For Christmas I attempted smoking a 6 1/2 pime grade standing rib roast @230. Should have taken 4 hrs done in just over 2 hrs 129 internal temp and a 20 min rest. Not very smokey. I've checked calibration of probes and they are right on.

I've successfully cooked the same meals on a wsm and weber kettle. I would like to keep the the kamado but unless something changes its gotta go.

Where have I gone wrong?
 
I have a lg grill dome and Maverick ET-73 dual probe thermometer. For Thanksgiving I attempted to smoke an expensive 20 lb turkey @325-340 for an expected 5-6 hrs. It was done in 2 1/2 hr. The internal temp climbed quick and I didnt believe it ar first so I got dry breasts but excellent dark meat but not smokey.

For Christmas I attempted smoking a 6 1/2 pime grade standing rib roast @230. Should have taken 4 hrs done in just over 2 hrs 129 internal temp and a 20 min rest. Not very smokey. I've checked calibration of probes and they are right on.

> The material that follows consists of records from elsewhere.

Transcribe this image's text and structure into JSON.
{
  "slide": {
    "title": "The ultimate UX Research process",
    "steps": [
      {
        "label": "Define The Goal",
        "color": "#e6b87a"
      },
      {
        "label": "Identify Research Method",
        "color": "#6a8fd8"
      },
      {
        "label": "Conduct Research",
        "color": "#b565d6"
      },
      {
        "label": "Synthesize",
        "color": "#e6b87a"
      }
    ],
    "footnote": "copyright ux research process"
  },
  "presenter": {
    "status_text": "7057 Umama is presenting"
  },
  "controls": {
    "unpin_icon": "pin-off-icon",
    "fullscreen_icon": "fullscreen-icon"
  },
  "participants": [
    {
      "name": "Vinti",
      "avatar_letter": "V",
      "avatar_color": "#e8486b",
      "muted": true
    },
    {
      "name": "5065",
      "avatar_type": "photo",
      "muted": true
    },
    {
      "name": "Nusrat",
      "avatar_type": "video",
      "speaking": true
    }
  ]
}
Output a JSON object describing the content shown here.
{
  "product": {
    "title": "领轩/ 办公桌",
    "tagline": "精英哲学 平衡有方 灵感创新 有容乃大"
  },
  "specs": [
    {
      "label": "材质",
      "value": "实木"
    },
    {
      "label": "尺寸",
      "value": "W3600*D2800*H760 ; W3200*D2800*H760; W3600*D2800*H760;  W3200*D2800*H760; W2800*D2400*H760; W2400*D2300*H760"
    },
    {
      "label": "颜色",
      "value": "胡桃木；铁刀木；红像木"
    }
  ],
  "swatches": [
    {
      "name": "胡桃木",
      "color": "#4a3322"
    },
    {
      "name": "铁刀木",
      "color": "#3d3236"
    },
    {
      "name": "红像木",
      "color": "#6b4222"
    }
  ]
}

I've successfully cooked the same meals on a wsm and weber kettle. I would like to keep the the kamado but unless something changes its gotta go.

Where have I gone wrong?


Where are you measuring your cooking temps ?
 
Is the problem lack of smoke flavor? If so consider treating this smoker differently, kamado's typically need less air flow and make less smoke flavor. Knowing this I would experiment with different techniques and woods before calling it quits. I have an akorn kamado and while the smoke flavor is different, I think I would be able to dial it up if that is what I wanted.
On my akorn the thermometer is wildly off so I use a remote thermometer to measure temperature at the grate so on the other hand you may be cooking hotter than intended.
Take your time and change one thing at a time and you will be able to figure out how to make it do whatever you want.
 
Is the problem lack of smoke flavor? If so consider treating this smoker differently, kamado's typically need less air flow and make less smoke flavor.

I agree. I didn't know this until I got my primo and tried it.
 
Is the problem lack of smoke flavor? If so consider treating this smoker differently, kamado's typically need less air flow and make less smoke flavor..

Interested in some suggestions - I have an Akorn as well. Is it just adding more wood chunks? I use about 5-6 placed near where first lit.